You can make any old sort of claim you want, but the idea that eggs know God from the moment the sperm penetrates their wall is rather fanciful.

Daniel

As to the OP, this is a very interesting article that touches on the subject. I’m something of a Stephen Pinker fanboy–reading his work is generally the hardest intellectual work I do these days. Very interesting stuff.

Daniel

The OP is ridiculous. It’s like one of these OPs that say “this is my opinion, therefore it is fact.” I’m sure there are people born with a tendency toward religion just like there are people born without, but no one is born believing in any established earthly religion. Like Diogenes said up thread, no one is born a theist and thus we are all quite literally born atheists.

This is my understanding: Our neural paths develop and allow us to interact with our physical world, as they are physical, and it’s what we need to understand it. We don’t live inside our heads, but use our heads to access our world. We will never develop a artificial brain truly capable of independent thought IMHO because that requires a soul. It would just be a computer if it worked at all.

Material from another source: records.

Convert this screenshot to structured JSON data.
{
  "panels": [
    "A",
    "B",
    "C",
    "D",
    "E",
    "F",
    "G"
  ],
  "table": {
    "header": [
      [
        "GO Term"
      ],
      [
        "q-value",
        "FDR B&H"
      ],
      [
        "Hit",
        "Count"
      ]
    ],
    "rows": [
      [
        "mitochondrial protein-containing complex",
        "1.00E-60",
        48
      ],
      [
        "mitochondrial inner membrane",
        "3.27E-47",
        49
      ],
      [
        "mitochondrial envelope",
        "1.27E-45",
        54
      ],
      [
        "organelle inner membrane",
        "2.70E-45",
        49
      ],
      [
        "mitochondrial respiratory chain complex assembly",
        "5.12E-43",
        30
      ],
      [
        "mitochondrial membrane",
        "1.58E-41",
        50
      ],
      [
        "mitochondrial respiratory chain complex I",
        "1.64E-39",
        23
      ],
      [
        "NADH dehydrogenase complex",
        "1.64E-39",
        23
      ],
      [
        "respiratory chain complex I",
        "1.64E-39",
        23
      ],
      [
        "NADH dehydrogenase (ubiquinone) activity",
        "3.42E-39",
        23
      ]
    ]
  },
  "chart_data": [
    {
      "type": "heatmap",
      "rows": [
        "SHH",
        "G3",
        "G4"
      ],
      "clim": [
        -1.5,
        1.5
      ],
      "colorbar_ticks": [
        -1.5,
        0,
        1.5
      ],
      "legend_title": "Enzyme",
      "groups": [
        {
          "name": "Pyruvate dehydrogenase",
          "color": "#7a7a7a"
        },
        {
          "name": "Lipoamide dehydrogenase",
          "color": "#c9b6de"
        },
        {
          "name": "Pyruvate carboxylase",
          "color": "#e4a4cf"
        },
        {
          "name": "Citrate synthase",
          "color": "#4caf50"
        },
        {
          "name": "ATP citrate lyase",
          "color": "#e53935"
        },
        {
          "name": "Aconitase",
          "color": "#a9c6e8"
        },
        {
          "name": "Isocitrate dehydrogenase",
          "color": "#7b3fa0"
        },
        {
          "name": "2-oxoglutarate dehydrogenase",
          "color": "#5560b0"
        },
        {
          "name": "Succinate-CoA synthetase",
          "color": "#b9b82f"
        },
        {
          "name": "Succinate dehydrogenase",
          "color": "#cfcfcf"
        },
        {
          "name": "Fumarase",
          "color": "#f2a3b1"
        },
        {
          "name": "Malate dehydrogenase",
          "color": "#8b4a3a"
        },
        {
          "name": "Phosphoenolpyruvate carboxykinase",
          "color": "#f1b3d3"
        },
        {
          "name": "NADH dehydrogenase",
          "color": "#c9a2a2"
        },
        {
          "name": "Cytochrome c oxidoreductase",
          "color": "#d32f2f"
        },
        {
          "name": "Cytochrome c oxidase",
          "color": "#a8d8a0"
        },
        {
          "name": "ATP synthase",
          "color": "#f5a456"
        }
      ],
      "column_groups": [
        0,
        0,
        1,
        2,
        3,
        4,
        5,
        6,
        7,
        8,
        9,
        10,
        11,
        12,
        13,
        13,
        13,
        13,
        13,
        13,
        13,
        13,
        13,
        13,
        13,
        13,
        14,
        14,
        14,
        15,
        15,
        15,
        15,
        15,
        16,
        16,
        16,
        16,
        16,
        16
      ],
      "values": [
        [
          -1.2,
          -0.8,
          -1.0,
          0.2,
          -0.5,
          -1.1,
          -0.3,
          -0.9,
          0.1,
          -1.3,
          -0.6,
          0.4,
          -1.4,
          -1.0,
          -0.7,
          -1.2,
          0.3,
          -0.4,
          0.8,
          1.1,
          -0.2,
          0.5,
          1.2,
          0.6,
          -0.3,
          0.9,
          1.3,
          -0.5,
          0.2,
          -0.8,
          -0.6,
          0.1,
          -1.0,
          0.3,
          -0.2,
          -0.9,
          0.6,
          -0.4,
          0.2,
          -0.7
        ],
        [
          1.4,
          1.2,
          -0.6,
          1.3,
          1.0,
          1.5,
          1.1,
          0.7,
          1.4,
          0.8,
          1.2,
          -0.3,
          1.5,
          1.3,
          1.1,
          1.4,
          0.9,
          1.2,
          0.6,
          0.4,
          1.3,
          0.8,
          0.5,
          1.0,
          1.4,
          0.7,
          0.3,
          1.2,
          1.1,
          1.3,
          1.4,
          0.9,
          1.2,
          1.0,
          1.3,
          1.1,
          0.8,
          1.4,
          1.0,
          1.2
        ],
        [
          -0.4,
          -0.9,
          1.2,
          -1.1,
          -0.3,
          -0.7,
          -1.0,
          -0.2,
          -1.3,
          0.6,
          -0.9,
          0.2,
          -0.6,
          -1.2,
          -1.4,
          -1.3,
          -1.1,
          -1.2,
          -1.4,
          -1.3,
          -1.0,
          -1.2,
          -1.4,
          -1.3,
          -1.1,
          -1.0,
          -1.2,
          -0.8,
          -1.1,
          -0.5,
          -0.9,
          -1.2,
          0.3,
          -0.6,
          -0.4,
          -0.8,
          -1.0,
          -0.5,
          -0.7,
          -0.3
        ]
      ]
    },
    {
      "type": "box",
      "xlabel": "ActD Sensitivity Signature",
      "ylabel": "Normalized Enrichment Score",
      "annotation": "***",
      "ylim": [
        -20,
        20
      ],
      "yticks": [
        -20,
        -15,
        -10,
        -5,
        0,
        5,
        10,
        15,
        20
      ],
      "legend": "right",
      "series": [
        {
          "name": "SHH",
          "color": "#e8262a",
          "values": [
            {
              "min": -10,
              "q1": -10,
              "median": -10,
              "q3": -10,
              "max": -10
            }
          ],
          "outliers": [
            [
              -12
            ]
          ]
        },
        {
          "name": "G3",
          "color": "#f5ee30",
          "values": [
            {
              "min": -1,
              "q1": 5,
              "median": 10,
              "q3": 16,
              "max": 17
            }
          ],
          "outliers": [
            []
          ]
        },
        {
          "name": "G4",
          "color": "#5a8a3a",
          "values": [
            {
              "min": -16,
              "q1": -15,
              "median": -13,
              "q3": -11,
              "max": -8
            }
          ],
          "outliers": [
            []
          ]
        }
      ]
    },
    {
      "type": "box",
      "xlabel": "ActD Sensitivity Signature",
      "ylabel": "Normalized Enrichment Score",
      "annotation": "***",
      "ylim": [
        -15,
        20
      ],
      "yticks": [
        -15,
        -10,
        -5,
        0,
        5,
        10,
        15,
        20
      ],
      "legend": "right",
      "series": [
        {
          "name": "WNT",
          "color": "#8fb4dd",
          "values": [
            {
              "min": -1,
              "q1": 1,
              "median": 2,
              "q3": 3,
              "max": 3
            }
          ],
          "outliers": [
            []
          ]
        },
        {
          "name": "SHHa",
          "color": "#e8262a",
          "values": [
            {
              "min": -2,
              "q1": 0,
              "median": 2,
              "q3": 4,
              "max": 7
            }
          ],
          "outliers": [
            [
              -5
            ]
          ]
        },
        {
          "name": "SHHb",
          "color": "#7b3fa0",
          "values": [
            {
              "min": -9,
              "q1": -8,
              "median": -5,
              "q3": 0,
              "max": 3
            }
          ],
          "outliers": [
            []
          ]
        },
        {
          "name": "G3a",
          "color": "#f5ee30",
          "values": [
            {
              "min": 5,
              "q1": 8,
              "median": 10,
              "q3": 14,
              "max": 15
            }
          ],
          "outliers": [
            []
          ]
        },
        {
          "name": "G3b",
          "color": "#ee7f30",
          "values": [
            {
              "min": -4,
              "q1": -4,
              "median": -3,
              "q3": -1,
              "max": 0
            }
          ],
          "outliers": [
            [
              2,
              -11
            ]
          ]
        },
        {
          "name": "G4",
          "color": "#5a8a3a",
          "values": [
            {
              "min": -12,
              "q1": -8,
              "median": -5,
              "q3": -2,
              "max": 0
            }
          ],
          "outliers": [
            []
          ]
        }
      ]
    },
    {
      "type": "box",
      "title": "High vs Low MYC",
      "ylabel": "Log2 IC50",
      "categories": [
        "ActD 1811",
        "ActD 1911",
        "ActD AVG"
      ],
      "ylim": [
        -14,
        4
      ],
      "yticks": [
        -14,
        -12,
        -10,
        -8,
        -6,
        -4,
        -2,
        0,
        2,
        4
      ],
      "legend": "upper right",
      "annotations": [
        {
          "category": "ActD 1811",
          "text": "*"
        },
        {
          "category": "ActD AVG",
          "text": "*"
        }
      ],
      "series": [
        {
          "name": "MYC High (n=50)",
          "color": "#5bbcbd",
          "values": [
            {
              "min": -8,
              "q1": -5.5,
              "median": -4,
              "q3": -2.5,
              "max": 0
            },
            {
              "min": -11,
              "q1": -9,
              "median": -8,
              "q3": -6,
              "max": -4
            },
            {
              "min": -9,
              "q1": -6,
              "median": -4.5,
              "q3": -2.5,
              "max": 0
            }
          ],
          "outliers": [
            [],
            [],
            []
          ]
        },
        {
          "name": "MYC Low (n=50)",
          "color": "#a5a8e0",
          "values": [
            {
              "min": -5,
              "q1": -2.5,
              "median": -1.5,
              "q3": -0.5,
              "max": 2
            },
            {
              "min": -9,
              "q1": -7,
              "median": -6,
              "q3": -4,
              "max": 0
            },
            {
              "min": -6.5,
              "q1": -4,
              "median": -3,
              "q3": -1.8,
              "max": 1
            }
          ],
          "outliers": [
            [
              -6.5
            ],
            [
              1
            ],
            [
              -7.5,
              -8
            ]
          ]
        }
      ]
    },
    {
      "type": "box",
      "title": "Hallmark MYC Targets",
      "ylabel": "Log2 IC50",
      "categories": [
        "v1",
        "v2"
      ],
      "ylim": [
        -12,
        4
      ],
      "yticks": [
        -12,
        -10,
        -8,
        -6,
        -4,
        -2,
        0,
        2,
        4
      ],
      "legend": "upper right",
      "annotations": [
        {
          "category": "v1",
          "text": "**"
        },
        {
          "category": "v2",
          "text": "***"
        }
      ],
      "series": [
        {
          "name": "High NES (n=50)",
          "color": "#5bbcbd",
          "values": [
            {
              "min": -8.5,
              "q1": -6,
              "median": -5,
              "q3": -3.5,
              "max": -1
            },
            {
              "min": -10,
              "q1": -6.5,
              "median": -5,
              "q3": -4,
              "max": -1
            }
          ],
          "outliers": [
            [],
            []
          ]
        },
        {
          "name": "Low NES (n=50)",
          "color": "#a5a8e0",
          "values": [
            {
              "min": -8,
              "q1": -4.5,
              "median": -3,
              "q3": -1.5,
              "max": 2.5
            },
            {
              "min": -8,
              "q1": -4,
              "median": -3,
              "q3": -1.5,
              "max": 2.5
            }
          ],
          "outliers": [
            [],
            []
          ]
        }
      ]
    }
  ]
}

Again the neural paths can be accessed by the soul, including, I suppose, memory storage inside the brain.

While I don’t agree with some of the other points you’ve made, I think it’s only on this one that you might be convinced otherwise. Simply because they claim to see and think more about these does not necessarily mean they’re more attuned to it, or have a greater ability to do so. I think it’s sort of like your belief that the gods other than the Christian God who are worshipped are real, because of your belief that there are spirits and lesser god-type beings who masquerade as gods. Just because it is a possibility, does not mean it is so. For example, imagine a child who sees a large black dog out of their window at night. They might become convinced that it is actually a monster of some kind; that they from then on believe in monsters doesn’t mean that it is based on a true understanding or ability to see monsters for what they really are. To put it another way, that very well might be simply another illusion, though different from the one most of us have.

How is it you’re able to determine the difference between those children who honestly do see and know of spirits, ghosts etc. and those who have come by that conception through false means? And how do you know that children, in general, are so certainly one over the other?

kanicbird, you haven’t addressed the question of where that knowledge exists, prior to there being a brain for that knowledge to exist in. Where does this supposed a priori knowledge of God exist before the embryo develops into a fetus with a brain?

When I said it, I simply meant “Nobody is born believing in God” I think the OP is taking the statement far too seriously. I’ll elaborate later on.

To believe that we are born with no beliefs is a misunderstanding of both physiology and development. Humans are born hard coded with many beliefs and intuitions. That we can later override such beliefs through education and learning is something which makes humans special but this does not mean that we are born as blank slates.

Cites. Please.

Strawman? It’s a big leap from “born blank slates” to “born believing there is a supreme being watching over us.”

When we do develop an artificial brain as technically and independently capable as a human being would you not concede that a more logical approach is to realise that we’re biological equivalents of such a system? This understanding could exist without the spurious assertion that we posses a non-spatio-temporal ‘soul’ which somehow manages to interact with our neural pathways by some mechanism unknown to the world of science or rationality.

Inserting my own anecdotal evidence in response to the original post, as far back in my childhood as I can seem to remember I always regarded religion, god, miracles etc. as an intellectually indefensible point of view, even without a great deal of philosophical analysis. Religion may persist for a variety of sociological and psychological predispositions in certain individuals, but an innate sense of god from birth isn’t something I experienced.